All of the wonderfully absurd ideas proposed by the quilt will have to be paid for regardless the advantegeous appearance of the loan situation.
The seller may not be willing to agree to all of the convenient for you delay of payment tactics.
If you want the house, buy it. Pay for both, become a landlord. Or sell it later. Rent it to the daughter (God help you).
You'll have to place your home into income producing property before you can deduct expenses associated with it, and it is not to your advantage to do that willy nilly because the basis for depreciation will be the last appraisal or sale amount and only of the portion of the place called improvements. So you'd like a new appraisal done close to the date which you chose for establishing the basis, or value for depreciation.

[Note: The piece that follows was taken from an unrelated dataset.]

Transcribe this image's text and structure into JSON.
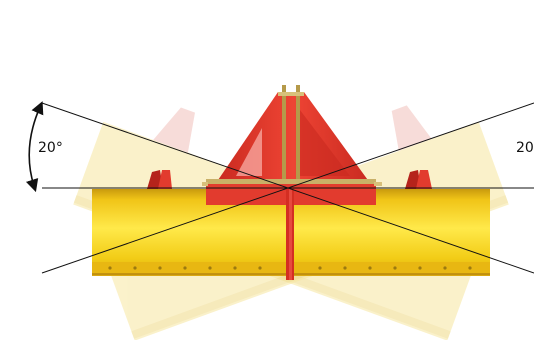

Depreciation is where the bucks are in owning property and it's figured as a percentage of value established at the time of placement.
posted on January 8, 2001 02:36:56 PM new
Next time get your mortgage for as long as you can, as long as you do not have any pre-payment penalties in the contract - which are very rare to see now days anyway.
That way you can pay it off at a faster rate to save the interest charges, but if conditions change where it makes more sense to invest the money and get a better return than the interest saved you are free to do that. Also I you have an illsness or something come up you are under less pressure not being obligated to the higher payment.
Having an attorney along is fine IF the attorney knows real estate law. However I have been to closings where the attorney had to have everything explained to them step by step and the people were obviously paying a couple hundred an hour to educate the attorney in real estate closings, and you could see that he was not familiar enough to know if anything was amiss.